I need help regarding this matter, I’ve deleted the index just to make sure as well I have a pdf data that is over a ~5000 page and i’ve split the document via haystack using document splitter indexing.add_component("splitter", DocumentSplitter(split_by="page", split_length=1))
I’ve also tried
split_by="sentence"
with split_lenth=5
I’ve also tried using a 20 page pdf with little to none texts
Hi @notme_MA, and welcome to the Pinecone forums! Thanks for your question.
Could you please share all of your relevant code so that we can better assist you in debugging the issue?
It’s difficult to tell what might be going wrong from your description.
General tips and advice based on what I can surmise might be happening:
- Can you follow one of haystacks examples or notebooks that splits a PDF and start out with a smaller sample PDF to sanity check you’re getting reasonable output?
- If you then modify that test code to use your PDF, what happens? Can you share the output or error messages you’re seeing as well?

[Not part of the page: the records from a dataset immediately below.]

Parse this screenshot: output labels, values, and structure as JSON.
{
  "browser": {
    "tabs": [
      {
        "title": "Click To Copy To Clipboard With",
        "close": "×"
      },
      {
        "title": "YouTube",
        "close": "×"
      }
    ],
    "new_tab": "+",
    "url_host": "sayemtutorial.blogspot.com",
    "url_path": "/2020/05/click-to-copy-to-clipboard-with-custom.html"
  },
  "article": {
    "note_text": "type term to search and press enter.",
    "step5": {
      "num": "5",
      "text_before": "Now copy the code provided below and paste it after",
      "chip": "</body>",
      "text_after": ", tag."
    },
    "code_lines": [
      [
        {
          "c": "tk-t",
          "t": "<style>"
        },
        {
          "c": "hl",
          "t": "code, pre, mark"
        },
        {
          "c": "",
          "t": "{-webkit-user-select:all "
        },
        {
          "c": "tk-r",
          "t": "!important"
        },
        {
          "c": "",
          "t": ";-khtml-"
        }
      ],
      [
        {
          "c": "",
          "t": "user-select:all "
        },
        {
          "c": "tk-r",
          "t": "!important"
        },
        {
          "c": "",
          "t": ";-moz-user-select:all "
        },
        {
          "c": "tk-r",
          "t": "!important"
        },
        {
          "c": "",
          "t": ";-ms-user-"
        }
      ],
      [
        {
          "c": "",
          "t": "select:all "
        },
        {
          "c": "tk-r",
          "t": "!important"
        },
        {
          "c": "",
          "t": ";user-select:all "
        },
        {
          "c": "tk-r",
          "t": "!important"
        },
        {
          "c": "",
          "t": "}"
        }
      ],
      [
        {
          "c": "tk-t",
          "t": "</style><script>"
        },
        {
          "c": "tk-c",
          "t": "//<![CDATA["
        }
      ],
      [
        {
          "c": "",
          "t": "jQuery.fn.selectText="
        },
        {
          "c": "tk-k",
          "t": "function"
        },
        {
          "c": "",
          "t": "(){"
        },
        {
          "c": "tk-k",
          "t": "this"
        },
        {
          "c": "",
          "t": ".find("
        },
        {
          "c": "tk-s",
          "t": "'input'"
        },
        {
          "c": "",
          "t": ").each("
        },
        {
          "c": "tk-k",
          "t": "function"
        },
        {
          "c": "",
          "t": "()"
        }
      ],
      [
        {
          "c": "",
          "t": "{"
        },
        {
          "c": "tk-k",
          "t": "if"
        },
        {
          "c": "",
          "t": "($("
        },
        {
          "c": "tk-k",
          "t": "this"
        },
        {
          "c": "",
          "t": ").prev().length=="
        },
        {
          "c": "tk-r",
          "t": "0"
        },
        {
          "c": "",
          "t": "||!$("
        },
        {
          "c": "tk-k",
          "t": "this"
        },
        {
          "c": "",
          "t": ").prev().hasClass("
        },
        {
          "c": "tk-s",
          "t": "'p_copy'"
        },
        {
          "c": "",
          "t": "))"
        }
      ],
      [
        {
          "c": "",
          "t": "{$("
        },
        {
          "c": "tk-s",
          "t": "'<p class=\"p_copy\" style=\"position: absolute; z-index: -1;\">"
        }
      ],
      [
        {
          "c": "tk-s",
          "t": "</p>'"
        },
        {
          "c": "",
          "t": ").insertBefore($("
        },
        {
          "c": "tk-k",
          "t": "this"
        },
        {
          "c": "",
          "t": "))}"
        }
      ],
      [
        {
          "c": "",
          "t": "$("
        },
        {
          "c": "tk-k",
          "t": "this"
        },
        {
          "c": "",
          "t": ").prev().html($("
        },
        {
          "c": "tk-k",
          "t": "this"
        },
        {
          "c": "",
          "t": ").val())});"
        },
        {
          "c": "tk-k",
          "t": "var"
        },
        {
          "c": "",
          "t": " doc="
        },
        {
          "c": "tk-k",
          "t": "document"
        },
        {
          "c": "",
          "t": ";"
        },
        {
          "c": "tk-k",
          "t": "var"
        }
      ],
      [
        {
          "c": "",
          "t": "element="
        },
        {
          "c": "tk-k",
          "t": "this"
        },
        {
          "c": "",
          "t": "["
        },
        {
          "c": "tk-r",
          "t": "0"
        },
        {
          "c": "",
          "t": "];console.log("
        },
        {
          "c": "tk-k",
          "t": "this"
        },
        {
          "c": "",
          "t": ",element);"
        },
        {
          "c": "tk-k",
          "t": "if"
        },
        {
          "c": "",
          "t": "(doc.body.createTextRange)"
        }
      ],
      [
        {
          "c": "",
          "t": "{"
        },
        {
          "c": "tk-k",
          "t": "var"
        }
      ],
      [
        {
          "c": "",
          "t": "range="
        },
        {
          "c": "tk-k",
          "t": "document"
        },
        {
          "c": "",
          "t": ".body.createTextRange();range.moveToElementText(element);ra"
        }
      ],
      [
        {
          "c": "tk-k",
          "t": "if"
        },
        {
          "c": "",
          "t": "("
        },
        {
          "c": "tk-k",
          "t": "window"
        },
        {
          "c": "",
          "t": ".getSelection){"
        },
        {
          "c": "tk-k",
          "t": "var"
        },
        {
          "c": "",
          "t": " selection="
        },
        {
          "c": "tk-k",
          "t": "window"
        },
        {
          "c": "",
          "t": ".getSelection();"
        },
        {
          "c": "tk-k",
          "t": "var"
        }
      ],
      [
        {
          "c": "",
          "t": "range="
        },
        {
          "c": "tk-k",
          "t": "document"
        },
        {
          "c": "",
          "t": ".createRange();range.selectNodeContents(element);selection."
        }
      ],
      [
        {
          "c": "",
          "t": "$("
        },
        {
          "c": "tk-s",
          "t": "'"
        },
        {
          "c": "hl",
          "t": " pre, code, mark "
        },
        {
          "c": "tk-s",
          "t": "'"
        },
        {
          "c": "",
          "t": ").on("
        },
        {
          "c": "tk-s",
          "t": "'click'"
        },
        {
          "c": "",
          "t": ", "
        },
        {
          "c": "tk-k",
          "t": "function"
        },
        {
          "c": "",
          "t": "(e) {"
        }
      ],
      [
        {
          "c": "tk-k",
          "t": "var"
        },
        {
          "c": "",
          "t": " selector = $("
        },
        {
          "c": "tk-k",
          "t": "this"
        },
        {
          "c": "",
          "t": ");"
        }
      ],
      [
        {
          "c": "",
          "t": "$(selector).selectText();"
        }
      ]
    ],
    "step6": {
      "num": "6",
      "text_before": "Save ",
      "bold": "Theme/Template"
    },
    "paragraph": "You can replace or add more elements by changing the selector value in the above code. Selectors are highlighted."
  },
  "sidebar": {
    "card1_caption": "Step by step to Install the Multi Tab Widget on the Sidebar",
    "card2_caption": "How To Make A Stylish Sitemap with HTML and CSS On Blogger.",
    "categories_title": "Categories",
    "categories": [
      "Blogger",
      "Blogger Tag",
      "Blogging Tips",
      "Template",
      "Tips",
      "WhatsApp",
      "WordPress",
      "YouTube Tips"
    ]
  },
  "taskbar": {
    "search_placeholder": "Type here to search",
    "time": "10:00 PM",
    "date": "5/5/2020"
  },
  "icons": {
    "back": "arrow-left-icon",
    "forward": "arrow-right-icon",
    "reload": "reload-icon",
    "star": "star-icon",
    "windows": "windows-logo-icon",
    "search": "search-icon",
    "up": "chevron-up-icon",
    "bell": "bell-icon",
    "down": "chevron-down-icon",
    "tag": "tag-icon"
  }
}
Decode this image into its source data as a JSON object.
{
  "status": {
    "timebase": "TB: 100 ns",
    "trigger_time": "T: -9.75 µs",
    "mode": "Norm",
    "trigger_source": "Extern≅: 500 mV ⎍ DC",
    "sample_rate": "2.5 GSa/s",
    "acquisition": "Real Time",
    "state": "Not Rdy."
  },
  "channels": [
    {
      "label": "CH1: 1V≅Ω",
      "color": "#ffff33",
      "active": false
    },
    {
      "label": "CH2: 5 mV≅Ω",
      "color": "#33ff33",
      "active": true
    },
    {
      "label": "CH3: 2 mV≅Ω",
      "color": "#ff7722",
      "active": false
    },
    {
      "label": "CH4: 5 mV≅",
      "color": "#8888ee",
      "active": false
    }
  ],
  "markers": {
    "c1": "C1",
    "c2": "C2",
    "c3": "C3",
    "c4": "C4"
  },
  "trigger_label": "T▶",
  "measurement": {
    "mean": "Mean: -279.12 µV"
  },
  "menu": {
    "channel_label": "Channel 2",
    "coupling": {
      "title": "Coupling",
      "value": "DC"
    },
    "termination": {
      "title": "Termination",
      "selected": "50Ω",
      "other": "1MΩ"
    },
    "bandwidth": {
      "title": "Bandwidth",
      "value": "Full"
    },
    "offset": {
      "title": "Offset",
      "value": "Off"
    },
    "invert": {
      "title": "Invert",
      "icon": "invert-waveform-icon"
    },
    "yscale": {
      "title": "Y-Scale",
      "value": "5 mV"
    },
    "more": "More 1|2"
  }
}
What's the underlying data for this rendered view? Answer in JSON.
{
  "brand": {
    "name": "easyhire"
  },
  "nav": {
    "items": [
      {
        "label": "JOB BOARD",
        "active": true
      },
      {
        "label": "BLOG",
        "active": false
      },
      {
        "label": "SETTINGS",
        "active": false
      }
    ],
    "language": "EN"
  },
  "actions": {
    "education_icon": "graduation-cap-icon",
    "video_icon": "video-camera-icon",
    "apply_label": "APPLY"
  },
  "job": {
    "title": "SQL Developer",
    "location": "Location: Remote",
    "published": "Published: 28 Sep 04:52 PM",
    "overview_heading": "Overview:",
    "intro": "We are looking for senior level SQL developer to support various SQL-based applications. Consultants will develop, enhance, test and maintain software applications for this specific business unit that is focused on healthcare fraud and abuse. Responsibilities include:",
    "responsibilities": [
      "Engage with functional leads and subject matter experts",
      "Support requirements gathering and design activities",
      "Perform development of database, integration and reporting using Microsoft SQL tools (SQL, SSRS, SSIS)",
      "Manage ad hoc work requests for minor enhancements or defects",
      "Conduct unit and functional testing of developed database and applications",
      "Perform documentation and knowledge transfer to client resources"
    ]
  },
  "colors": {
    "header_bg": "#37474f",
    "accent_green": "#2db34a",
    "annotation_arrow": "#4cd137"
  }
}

- Check if haystack has any hard limits on PDF size
Hope this helps and looking forward to your reply.
Best,
Zack
I am facing a similar sort of issue .
pinecone.core.client.exceptions.ApiException: (400)
Reason: Bad Request
HTTP response headers: HTTPHeaderDict({‘content-type’: ‘text/plain; charset=utf-8’, ‘x-pinecone-api-version’: ‘2024-04’, ‘access-control-allow-origin’: ‘', ‘vary’: ‘origin,access-control-request-method,access-control-request-headers’, ‘access-control-expose-headers’: '’, ‘X-Cloud-Trace-Context’: ‘4e755e566fdd488e46535f8debbaee48’, ‘Date’: ‘Sat, 20 Jul 2024 16:49:11 GMT’, ‘Server’: ‘Google Frontend’, ‘Content-Length’: ‘136’, ‘Via’: ‘1.1 google’, ‘Alt-Svc’: ‘h3=“:443”; ma=2592000,h3-29=“:443”; ma=2592000’})
HTTP response body: Request failed. You’ve reach the max pod-based indexes allowed in project Chatbot (0). To add more pod-based indexes, upgrade your plan.
I have deleted all the indexes present in the project , Still I am getting the same error.